The lazy man's classification of sodium disturbances was basically designed to answer this sort of differential-generating exercise. The stem of the question gives you nausea vomiting and slurred speech, which might either indicate that the examiners wanted you to suspect hypovolemia, or to explain why the hypertonic saline is indicated (symptomatic hyponatremia), or to suggest that some sort of sinister intracranial horror is quietly lurking. so, the list of differentials would therefore incorporate:

  • Hypovolemic hyponatremia
  • Cerebral salt wasting
  • Mineralocorticoid deficiency
  • Hypothyroidism
  • Renal sodium loss, eg. renal failure

b)

"patient factors that might impact your PEEP setting" is a novel take on this SQ, and called for extra thinking; but not too much extra thinking, as there was only 20% of the mark to be gained. The question is really asking, "where might you not be able to use a PEEP as high as you might want, and where might you need to use a higher PEEP than you might be usually comfortable with?" A list like this was probably in order, where only four options were expected:

  • Obesity
  • Pulmonary hypertension
  • Hypovolemia
  • Pregnancy
  • Existing pneumothorax
  • Unilateral or very heterogeneous lung pathology
  • Bronchospasm with intrinsic PEEP
  • Restrictive lung disease

References

Gattinoni, Luciano, Eleonora Carlesso, and Massimo Cressoni. "Selecting the ‘right’positive end-expiratory pressure level." Current opinion in critical care 21.1 (2015): 50-57.

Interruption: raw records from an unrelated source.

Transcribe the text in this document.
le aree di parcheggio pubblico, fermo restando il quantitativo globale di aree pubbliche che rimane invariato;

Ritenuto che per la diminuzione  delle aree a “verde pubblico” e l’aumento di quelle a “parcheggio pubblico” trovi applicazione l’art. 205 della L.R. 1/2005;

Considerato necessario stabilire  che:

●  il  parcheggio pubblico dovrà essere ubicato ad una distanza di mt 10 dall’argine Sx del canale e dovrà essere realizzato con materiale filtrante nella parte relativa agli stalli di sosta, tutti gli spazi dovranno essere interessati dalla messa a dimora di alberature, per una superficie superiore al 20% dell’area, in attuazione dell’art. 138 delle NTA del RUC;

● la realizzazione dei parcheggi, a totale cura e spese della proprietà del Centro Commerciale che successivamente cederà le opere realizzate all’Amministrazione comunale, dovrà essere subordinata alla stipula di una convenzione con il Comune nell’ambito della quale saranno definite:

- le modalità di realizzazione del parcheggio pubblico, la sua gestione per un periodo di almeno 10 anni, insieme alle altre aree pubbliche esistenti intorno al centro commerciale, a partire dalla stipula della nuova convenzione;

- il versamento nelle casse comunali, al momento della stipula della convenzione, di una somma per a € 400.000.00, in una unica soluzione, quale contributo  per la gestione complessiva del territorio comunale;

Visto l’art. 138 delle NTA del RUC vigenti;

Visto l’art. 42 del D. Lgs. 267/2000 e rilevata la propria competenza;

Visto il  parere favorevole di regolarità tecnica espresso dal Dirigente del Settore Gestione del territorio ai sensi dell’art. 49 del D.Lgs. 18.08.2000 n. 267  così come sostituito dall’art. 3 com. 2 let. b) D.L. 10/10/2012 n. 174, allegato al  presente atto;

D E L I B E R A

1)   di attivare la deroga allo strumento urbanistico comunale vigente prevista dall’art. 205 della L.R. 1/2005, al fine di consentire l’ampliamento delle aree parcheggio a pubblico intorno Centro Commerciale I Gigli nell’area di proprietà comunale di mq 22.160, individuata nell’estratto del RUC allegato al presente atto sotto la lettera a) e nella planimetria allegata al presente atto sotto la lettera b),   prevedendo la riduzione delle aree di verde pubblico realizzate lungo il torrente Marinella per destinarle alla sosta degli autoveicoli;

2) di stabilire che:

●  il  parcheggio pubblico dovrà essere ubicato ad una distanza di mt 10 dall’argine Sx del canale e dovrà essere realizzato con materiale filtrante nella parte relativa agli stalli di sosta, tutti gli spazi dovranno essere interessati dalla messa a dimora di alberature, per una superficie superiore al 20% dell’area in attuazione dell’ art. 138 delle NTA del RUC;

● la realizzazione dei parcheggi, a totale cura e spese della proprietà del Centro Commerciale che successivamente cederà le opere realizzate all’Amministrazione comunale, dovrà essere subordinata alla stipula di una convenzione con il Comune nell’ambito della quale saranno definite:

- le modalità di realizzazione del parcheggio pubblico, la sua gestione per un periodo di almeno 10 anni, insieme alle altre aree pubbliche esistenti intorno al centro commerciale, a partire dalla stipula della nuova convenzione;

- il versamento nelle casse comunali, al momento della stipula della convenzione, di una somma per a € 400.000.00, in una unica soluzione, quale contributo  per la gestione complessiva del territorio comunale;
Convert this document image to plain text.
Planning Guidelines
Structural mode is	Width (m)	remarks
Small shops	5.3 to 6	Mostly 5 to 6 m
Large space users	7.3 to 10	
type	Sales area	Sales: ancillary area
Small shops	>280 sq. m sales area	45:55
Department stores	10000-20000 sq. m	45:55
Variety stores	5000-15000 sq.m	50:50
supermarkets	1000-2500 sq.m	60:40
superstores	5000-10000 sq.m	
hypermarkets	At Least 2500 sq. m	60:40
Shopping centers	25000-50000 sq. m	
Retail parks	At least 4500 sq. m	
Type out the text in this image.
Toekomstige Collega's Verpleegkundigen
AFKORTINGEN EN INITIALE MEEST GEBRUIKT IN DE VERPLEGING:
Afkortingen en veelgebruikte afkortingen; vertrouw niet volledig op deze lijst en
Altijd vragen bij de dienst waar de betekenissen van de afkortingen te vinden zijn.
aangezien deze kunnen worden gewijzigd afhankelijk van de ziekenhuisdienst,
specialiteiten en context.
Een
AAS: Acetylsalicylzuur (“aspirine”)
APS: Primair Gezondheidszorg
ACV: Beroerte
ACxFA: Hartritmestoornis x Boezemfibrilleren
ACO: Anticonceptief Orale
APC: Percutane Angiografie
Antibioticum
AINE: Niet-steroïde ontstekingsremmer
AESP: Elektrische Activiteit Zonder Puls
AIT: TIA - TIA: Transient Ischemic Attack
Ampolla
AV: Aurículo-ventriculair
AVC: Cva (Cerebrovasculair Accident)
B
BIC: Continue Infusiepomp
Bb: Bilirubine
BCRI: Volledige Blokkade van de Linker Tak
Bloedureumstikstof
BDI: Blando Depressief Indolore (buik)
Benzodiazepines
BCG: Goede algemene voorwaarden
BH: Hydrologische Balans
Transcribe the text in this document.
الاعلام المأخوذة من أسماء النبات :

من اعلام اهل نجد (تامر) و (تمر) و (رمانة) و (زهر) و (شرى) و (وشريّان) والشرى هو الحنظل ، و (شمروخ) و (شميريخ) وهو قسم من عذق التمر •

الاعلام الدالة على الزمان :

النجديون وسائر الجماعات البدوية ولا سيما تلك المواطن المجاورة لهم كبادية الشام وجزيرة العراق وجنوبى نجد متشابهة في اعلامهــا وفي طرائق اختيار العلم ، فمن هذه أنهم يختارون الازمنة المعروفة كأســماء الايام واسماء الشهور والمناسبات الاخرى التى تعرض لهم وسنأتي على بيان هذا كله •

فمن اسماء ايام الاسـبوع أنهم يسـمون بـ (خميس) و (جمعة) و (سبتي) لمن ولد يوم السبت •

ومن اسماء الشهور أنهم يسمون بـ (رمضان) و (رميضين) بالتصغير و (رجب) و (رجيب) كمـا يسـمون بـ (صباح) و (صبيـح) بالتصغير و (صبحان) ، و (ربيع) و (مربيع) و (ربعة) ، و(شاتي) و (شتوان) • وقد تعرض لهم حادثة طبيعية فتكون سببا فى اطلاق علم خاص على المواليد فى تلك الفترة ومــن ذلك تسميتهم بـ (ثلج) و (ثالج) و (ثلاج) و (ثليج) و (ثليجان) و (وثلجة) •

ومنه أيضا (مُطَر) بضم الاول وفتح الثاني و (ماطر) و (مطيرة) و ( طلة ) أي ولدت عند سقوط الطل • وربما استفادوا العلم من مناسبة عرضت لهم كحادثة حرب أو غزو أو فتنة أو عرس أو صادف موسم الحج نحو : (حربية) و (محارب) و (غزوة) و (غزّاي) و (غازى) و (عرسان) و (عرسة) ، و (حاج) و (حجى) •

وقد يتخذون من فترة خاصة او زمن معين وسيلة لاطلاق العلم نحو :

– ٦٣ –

Grasso, Salvatore, et al. "ARDSnet ventilatory protocol and alveolar hyperinflation: role of positive end-expiratory pressure." American journal of respiratory and critical care medicine 176.8 (2007): 761-767.

Suter, Peter M., H. Barrie Fairley, and Michael D. Isenberg. "Optimum end-expiratory airway pressure in patients with acute pulmonary failure." New England Journal of Medicine 292.6 (1975): 284-289.

Pintado, María-Consuelo, et al. "Individualized PEEP setting in subjects with ARDS: a randomized controlled pilot study." Respiratory care 58.9 (2013): 1416-1423.

Chiumello, Davide, and Matteo Brioni. "Severe hypoxemia: which strategy to choose." Critical Care 20.1 (2016): 1.